No Man’s Land Museum
The No Man’s Land Museum didn’t always have its own home. Early in the history of Oklahoma Panhandle State University, founders and local residents saw a need to capture, categorize, and display area history and archeology. The first man to recognize this need was Dr. Claude Fly, Head of the Science Department of Panhandle Agricultural and Mechanical College (PAMC) in 1931.
Dr. Fly realized that students needed interests outside the classroom and curried student interest in developing a museum from a few rocks, bones, specimens, and fossils collected by other professors and stored in the basement of Old Hesper Hall. Students took these items and displayed them on the second floor of Sewell-Loofbourrow in the spring of 1932. By 1938, rooms on the first and second floors of Hughes-Strong Hall’s north wing housed the 15,000 items of the museum and showcased the Oklahoma Panhandle’s history, geology, anthropology, art, and natural history. Separate rooms contained the library and work space.

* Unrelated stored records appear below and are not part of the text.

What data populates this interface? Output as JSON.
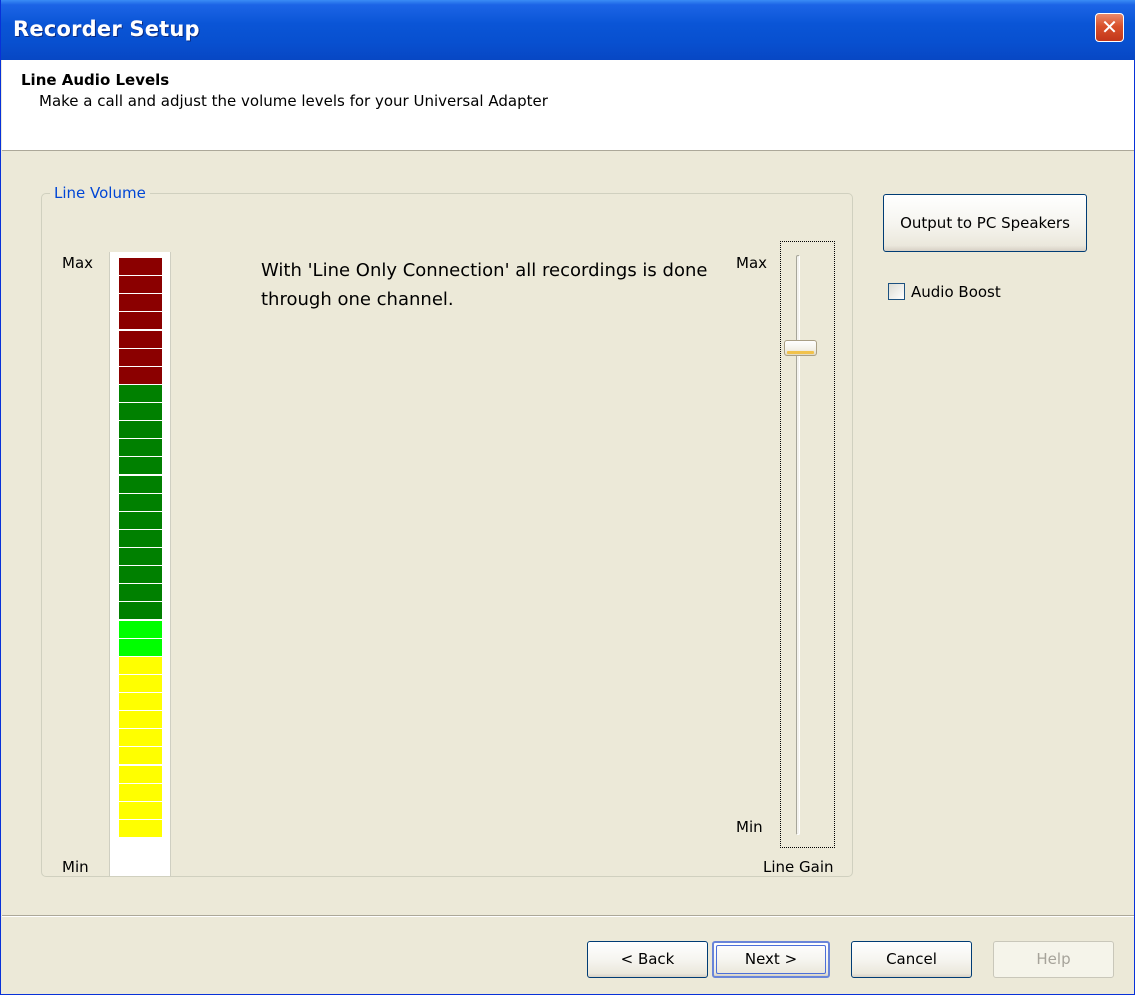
{
  "window": {
    "title": "Recorder Setup",
    "close_glyph": "✕"
  },
  "header": {
    "title": "Line Audio Levels",
    "subtitle": "Make a call and adjust the volume levels for your Universal Adapter"
  },
  "line_volume": {
    "group_label": "Line Volume",
    "meter": {
      "max_label": "Max",
      "min_label": "Min",
      "segments": 32,
      "segment_colors": {
        "red": "#8b0000",
        "dark_green": "#008000",
        "bright_green": "#00ff00",
        "yellow": "#ffff00"
      },
      "segment_bands": [
        {
          "color": "red",
          "count": 7
        },
        {
          "color": "dark_green",
          "count": 13
        },
        {
          "color": "bright_green",
          "count": 2
        },
        {
          "color": "yellow",
          "count": 10
        }
      ]
    },
    "description": "With 'Line Only Connection' all recordings is done through one channel.",
    "gain_slider": {
      "max_label": "Max",
      "min_label": "Min",
      "name": "Line Gain",
      "level": 0.86
    }
  },
  "side": {
    "output_button": "Output to PC Speakers",
    "audio_boost_label": "Audio Boost",
    "audio_boost_checked": false
  },
  "footer": {
    "back_label": "< Back",
    "next_label": "Next >",
    "cancel_label": "Cancel",
    "help_label": "Help"
  }
}
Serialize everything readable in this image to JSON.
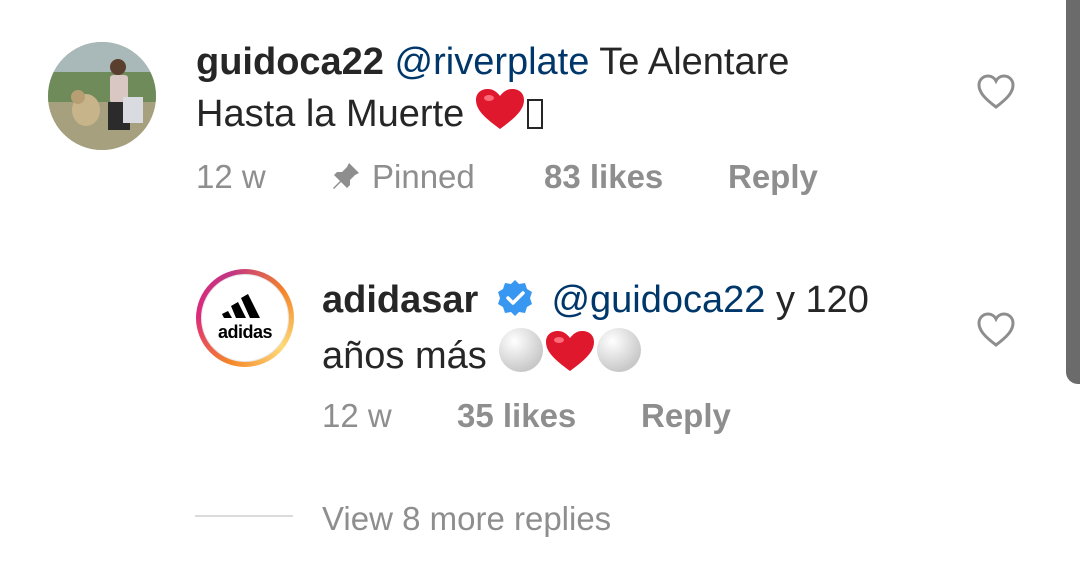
{
  "comments": [
    {
      "username": "guidoca22",
      "mention": "@riverplate",
      "text_line1": "Te Alentare",
      "text_line2": "Hasta la Muerte",
      "time": "12 w",
      "pinned_label": "Pinned",
      "likes": "83 likes",
      "reply_label": "Reply",
      "icons": [
        "avatar-photo",
        "heart-emoji",
        "pin-icon",
        "like-heart-icon"
      ]
    },
    {
      "username": "adidasar",
      "verified": true,
      "mention": "@guidoca22",
      "text_line1": "y 120",
      "text_line2": "años más",
      "avatar_logo_text": "adidas",
      "time": "12 w",
      "likes": "35 likes",
      "reply_label": "Reply",
      "icons": [
        "adidas-logo",
        "verified-badge-icon",
        "ball-emoji",
        "heart-emoji",
        "like-heart-icon"
      ]
    }
  ],
  "view_more_replies": "View 8 more replies",
  "colors": {
    "text": "#262626",
    "mention": "#00376b",
    "meta": "#8e8e8e",
    "verified": "#3897f0",
    "emoji_heart": "#e0182d"
  }
}
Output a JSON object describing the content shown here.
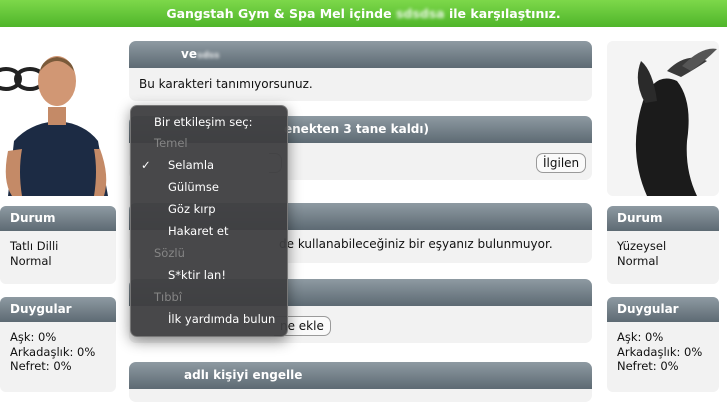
{
  "banner": {
    "prefix": "Gangstah Gym & Spa Mel içinde",
    "blurred": "sdsdsa",
    "suffix": "ile karşılaştınız."
  },
  "left": {
    "status_title": "Durum",
    "status_lines": [
      "Tatlı Dilli",
      "Normal"
    ],
    "feelings_title": "Duygular",
    "feelings": [
      "Aşk: 0%",
      "Arkadaşlık: 0%",
      "Nefret: 0%"
    ]
  },
  "right": {
    "status_title": "Durum",
    "status_lines": [
      "Yüzeysel",
      "Normal"
    ],
    "feelings_title": "Duygular",
    "feelings": [
      "Aşk: 0%",
      "Arkadaşlık: 0%",
      "Nefret: 0%"
    ]
  },
  "panel1": {
    "title": "ve",
    "title_blurred": "sdss",
    "body": "Bu karakteri tanımıyorsunuz."
  },
  "panel2": {
    "title_visible": "enekten 3 tane kaldı)",
    "button": "İlgilen"
  },
  "panel3": {
    "body_visible": "de kullanabileceğiniz bir eşyanız bulunmuyor."
  },
  "panel4": {
    "button_visible": "ne ekle"
  },
  "panel5": {
    "title": "adlı kişiyi engelle"
  },
  "menu": {
    "heading": "Bir etkileşim seç:",
    "groups": [
      {
        "label": "Temel",
        "items": [
          {
            "label": "Selamla",
            "checked": true
          },
          {
            "label": "Gülümse",
            "checked": false
          },
          {
            "label": "Göz kırp",
            "checked": false
          },
          {
            "label": "Hakaret et",
            "checked": false
          }
        ]
      },
      {
        "label": "Sözlü",
        "items": [
          {
            "label": "S*ktir lan!",
            "checked": false
          }
        ]
      },
      {
        "label": "Tıbbî",
        "items": [
          {
            "label": "İlk yardımda bulun",
            "checked": false
          }
        ]
      }
    ],
    "check_glyph": "✓"
  }
}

The museum relocated to the second floor of Hughes-Strong Hall in 1939, and because the quarters were much smaller, some, like Oklahoma State Representative Wallace G. Hughes and Julius Cox, worked to secure state funding for a museum building. By 1940, the museum possessed 20,000 display items. At the close of the 1940’s, even voices in downstate Oklahoma, like R. G. Miller, associate editor of The Daily Oklahoman, urged the Oklahoma State Historical Association to build a museum for the Oklahoma Panhandle on the campus of PAMC. Alumnus and Oklahoma State Senator Leon B. Field of Texhoma and Senator Dwight Leonard of Beaver took the lead and sponsored legislation for $30,000 in state funds to help construct a museum building projected to cost $60,000. Other monies came from generous donors and members of the No Man’s Land Historical Society. Boss Neff, longtime museum and university supporter, spearheaded the fundraising efforts and drew up initial blueprints for the building. That adobe-style structure which never came to fruition was to sit south of the president’s home.
The museum, built east of campus on a plot of land donated by PAMC, was dedicated and celebrated with a BBQ on October 3, 1951; the dedication speech came from the first champion of the museum, Dr. Claude Fly. Students in PAMC industrial arts classes and campus maintenance personnel built many of the display cases and cabinets. In 1947, Nolan McWhirter became the museum’s curator until Dr. Harold Kachel assumed that position during the 1950’s. From 1993 until his death in 2003, Dr. Ken Turner served as the curator; then, in 2005, Ms. Debbie Colson accepted that role.
Senator Field, in 1969, secured $40,000 from the State of Oklahoma’s Department of Tourism to renovate the museum in 1970 under the direction of a Guymon, Oklahoma, contracting company, Carter and Johnson. Field also sponsored a legislative grant for $25,000 to build the 2,000 square-foot addition. Six years later, Field pushed for a $22,000 state appropriation for museum repairs.